Herbert Eagle |
| Dept. of Slavic Langs & Lits 3014 Modern Languages Building The University of Michigan Ann Arbor, MI 48109-1275 |
tel.: 647-2139 e-mail: hjeagle@umich.edu |
Professor Eagle has primary research interests in 20th century Russian and East European film and literature, and in the semiotics of art and culture. Professor Eagle has an abiding interest in verse theory, and his articles on the structures which pattern "free verse" forms in 20th century Russian and Czech poetry have appeared in a number of journals and anthologies.
In the Slavic Department, Professor Eagle currently teaches courses on Russian and East European cinema, 20th century Russian and Czech literature, and graduate seminars on Soviet semiotics.
His articles and book reviews on Russian film have recently appeared in such journals as Wide Angle and Film Quarterly.
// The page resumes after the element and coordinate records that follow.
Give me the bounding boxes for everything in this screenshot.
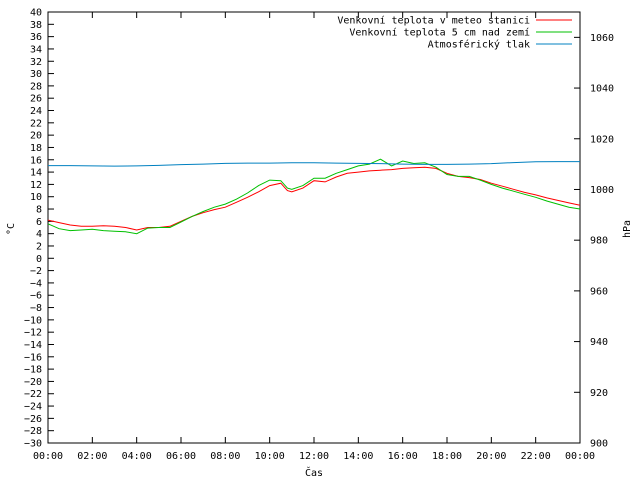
y-tick-label: 10 [30, 192, 42, 203]
y-tick-label: −28 [24, 426, 42, 437]
y-tick-label: −22 [24, 389, 42, 400]
x-axis-label: Čas [305, 466, 323, 479]
y2-tick-label: 980 [590, 236, 608, 247]
series-line-1 [47, 166, 581, 231]
y-tick-label: 20 [30, 131, 42, 142]
x-tick-label: 04:00 [122, 451, 152, 462]
y-tick-label: −10 [24, 315, 42, 326]
y-tick-label: 24 [30, 106, 42, 117]
y-tick-label: 18 [30, 143, 42, 154]
y-tick-label: −16 [24, 352, 42, 363]
y-tick-label: 6 [36, 217, 42, 228]
y-tick-label: 16 [30, 155, 42, 166]
legend-label-1: Venkovní teplota v meteo stanici [337, 15, 530, 27]
x-tick-label: 18:00 [432, 451, 462, 462]
y2-tick-label: 920 [590, 388, 608, 399]
y-tick-label: 32 [30, 57, 42, 68]
y-tick-label: 0 [36, 254, 42, 265]
y-tick-label: 12 [30, 180, 42, 191]
y2-tick-label: 1040 [590, 84, 614, 95]
y-tick-label: 26 [30, 94, 42, 105]
y-tick-label: −12 [24, 328, 42, 339]
y-tick-label: −8 [30, 303, 42, 314]
x-tick-label: 12:00 [299, 451, 329, 462]
right-axis: 1060 1040 1020 1000 980 960 940 920 900 [574, 33, 614, 450]
y2-tick-label: 1020 [590, 134, 614, 145]
y-tick-label: −14 [24, 340, 42, 351]
legend-label-3: Atmosférický tlak [428, 39, 530, 51]
y-tick-label: 36 [30, 32, 42, 43]
x-tick-label: 20:00 [476, 451, 506, 462]
x-tick-label: 14:00 [343, 451, 373, 462]
y-tick-label: −26 [24, 414, 42, 425]
y2-tick-label: 960 [590, 286, 608, 297]
x-tick-label: 08:00 [210, 451, 240, 462]
left-axis: 4038363432302826242220181614121086420−2−… [24, 8, 54, 450]
y2-tick-label: 1000 [590, 185, 614, 196]
y-tick-label: −18 [24, 365, 42, 376]
y-tick-label: 28 [30, 81, 42, 92]
y-tick-label: 30 [30, 69, 42, 80]
legend: Venkovní teplota v meteo staniciVenkovní… [337, 15, 572, 51]
y-tick-label: 2 [36, 241, 42, 252]
y-tick-label: −20 [24, 377, 42, 388]
y-tick-label: 4 [36, 229, 42, 240]
x-tick-label: 06:00 [166, 451, 196, 462]
y-tick-label: 22 [30, 118, 42, 129]
series-line-2 [47, 158, 581, 235]
y-tick-label: 38 [30, 20, 42, 31]
x-tick-label: 10:00 [255, 451, 285, 462]
legend-label-2: Venkovní teplota 5 cm nad zemí [349, 27, 530, 39]
series-line-3 [48, 161, 580, 167]
x-tick-label: 02:00 [77, 451, 107, 462]
x-tick-label: 16:00 [388, 451, 418, 462]
series-lines [47, 158, 581, 235]
y-tick-label: −30 [24, 439, 42, 450]
x-tick-label: 00:00 [565, 451, 595, 462]
y-tick-label: −2 [30, 266, 42, 277]
y-tick-label: 40 [30, 8, 42, 19]
y-axis-label: °C [6, 223, 17, 235]
y-tick-label: −24 [24, 402, 42, 413]
y2-tick-label: 1060 [590, 33, 614, 44]
x-tick-label: 22:00 [521, 451, 551, 462]
y-tick-label: −6 [30, 291, 42, 302]
x-tick-label: 00:00 [33, 451, 63, 462]
y-tick-label: −4 [30, 278, 42, 289]
y-tick-label: 8 [36, 205, 42, 216]
y2-tick-label: 900 [590, 439, 608, 450]
y-tick-label: 14 [30, 168, 42, 179]
x-axis: 00:00 02:00 04:00 06:00 08:00 10:00 12:00 14:00… [33, 12, 595, 462]
y-tick-label: 34 [30, 44, 42, 55]
y2-tick-label: 940 [590, 337, 608, 348]
y2-axis-label: hPa [622, 220, 633, 238]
A series of articles dealing with East European filmmakers like Dusan Makavejev, Jiri Menzel, Andrzej Wajda, and Peter Gothar, appeared in Film Studies Annual and in Cross Currents throughout the 1980s and early 1990s. Articles and book chapters on Russian and East European film have appeared in several anthologies, including the chapter on Roman Polanski in Daniel Goulding's recent Five Filmmakers. Professor Eagle is also the editor of the volume Russian Formalist Film Theory (1981). His work on general problems of the semiotics of art, of cinema and of verse has appeared in Semiotica, Dispositio and Slavic and East European Journal.
He is also co-editor and co-translator with Anna Lawton of Russian Futurism through its Manifestoes (1988). He has written on prose works, e.g. on the novels of Russian authors like Zamiatin and Solzhenitsyn and on the Czech authors Karel Capek, Ludvik Vaculik, and Milan Kundera.